Both those images are playing out now as the world digests Microsoft’s giant $44.6bn bid for former internet darling Yahoo! – its most blatant attempt yet to curtail Google’s relentless advance on the net.

Essentially, this bid is a public concession of failure: an admission that, despite its huge resources, Microsoft has failed to build up a presence to challenge Google, which now commands 81% of all internet searches and a whopping 60% of online advertising revenue.
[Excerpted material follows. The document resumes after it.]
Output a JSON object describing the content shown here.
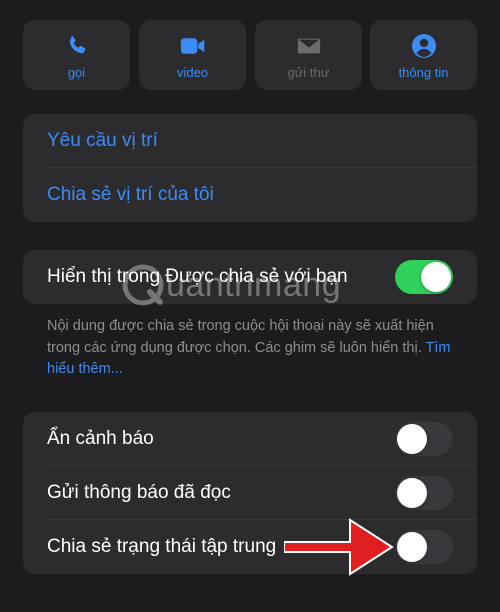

But will Microsoft’s attempt to buy itself into the 21st century succeed? It has certainly rattled Google, which is going all-out to thwart the bid by lining up all manner of possible saviours for chief Yahoo Jerry Yang, as he desperately attempts to extract himself from Microsoft’s bear hug.

Google knows better than to doubt the determination of either Microsoft or its bombastic chief, Steve Ballmer, particularly since this deal would give Microsoft the critical mass to compete with Google head-on. That being the case, why was news of it greeted with such hoots of derision? Yahoo! might once have been king of the Valley but it’s been heading south for years and is now an empty bag of technology and talent.
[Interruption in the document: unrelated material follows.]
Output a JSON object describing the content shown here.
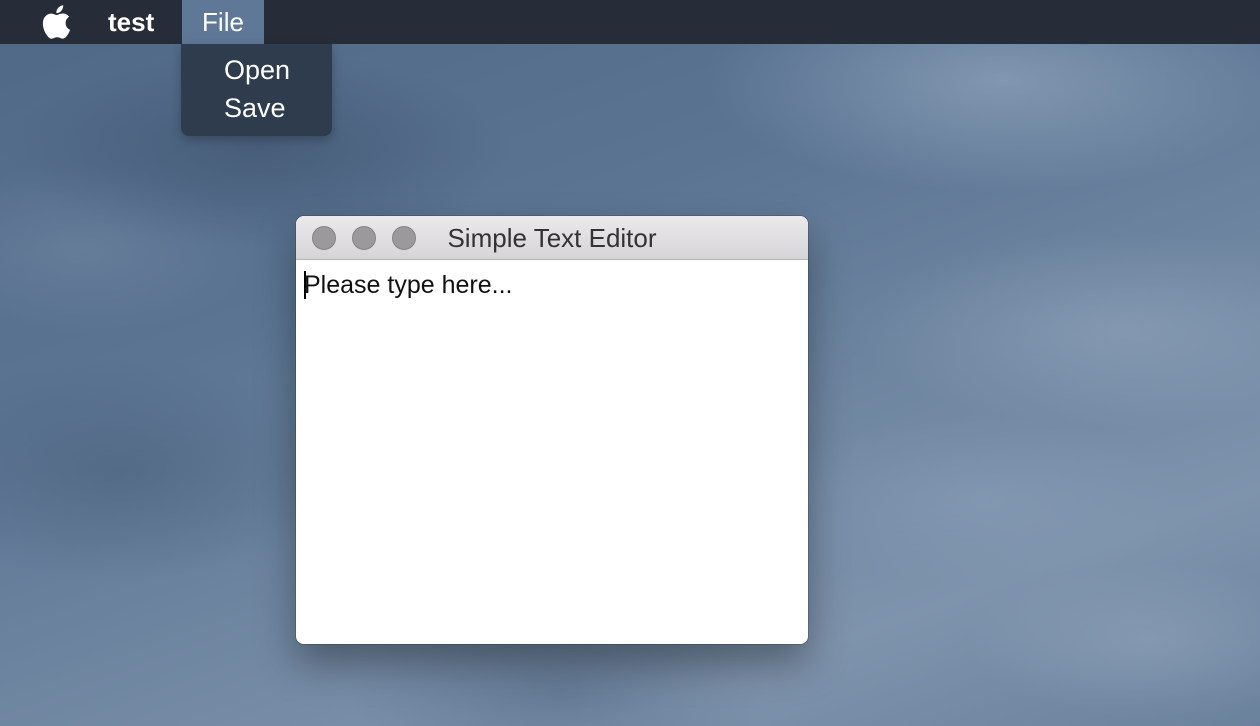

And let’s not even talk about the clash of cultures that such a merger would create. Second and third players rarely combine successfully to defeat market leaders – and ill-advised giant mergers often mark the peak of market cycles. This could be Microsoft’s AOL / Time Warner.

But even the sniff of the mega-deal cheered the markets, particularly as it coincided with China’s strong cash move into Rio Tinto. Yet both these deals should be ringing alarm bells. China’s intervention in the metal markets is deeply nationalistic and geopolitical.

A Microsoft-Google duopoly, while more politically subtle, brings us close to a world in which corporations wield more power than governments. In both cases, massive issues of sovereignty and commercial freedom are being decided not in parliament but in boardroom negotiations. The West’s elected politicians have some serious catching up to do.